By analysing an inventory of Blathwayt’s lost print collection, Rupert has found telling details of Blathwayt’s intellectual interests and love of art and gardening.
Blathwayt was a government minister under King William III, ‘a master at managing information’ as Rupert characterises him.
This not only made Blathwayt an able Secretary of State and Secretary at War, but it was also reflected in the architecture and gardens of Dyrham Park and the collections he assembled there.
Blathwayt might be dubbed a ‘Hollandophile’: he not only spoke Dutch (which was useful when serving under a Dutch king), but he also owned many Dutch paintings and prints.

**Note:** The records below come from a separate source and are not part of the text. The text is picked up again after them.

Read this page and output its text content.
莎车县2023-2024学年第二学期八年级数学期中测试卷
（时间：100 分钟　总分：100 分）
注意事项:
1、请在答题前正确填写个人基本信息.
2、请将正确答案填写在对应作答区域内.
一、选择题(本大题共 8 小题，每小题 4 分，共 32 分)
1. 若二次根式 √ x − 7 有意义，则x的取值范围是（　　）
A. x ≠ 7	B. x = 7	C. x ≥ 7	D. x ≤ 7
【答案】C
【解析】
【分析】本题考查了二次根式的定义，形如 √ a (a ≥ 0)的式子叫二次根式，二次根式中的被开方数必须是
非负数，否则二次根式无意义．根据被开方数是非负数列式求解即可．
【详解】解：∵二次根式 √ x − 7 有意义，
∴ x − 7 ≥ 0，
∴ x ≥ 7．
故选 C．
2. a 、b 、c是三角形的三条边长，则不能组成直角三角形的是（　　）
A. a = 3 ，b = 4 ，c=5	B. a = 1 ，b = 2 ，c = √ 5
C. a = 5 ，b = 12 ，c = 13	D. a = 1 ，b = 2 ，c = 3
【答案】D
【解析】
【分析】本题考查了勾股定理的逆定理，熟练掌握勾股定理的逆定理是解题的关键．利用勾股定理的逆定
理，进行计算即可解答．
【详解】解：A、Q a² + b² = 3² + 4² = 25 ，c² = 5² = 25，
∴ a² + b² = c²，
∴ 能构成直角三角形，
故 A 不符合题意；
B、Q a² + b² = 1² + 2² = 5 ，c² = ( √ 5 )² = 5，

Blathwayt shared an appreciation of gardens with William III, and his print collection included a number of views of contemporary gardens. The garden at Dyrham was laid out in Dutch baroque style, like those at William’s palaces at Hampton Court and Het Loo. Rupert defines Dyrham as ‘essentially a Dutch house in Gloucestershire.’
Rupert’s article clearly demonstrates how an inventory can be the key to revealing the rich personal meanings contained within a house, a garden and a collection.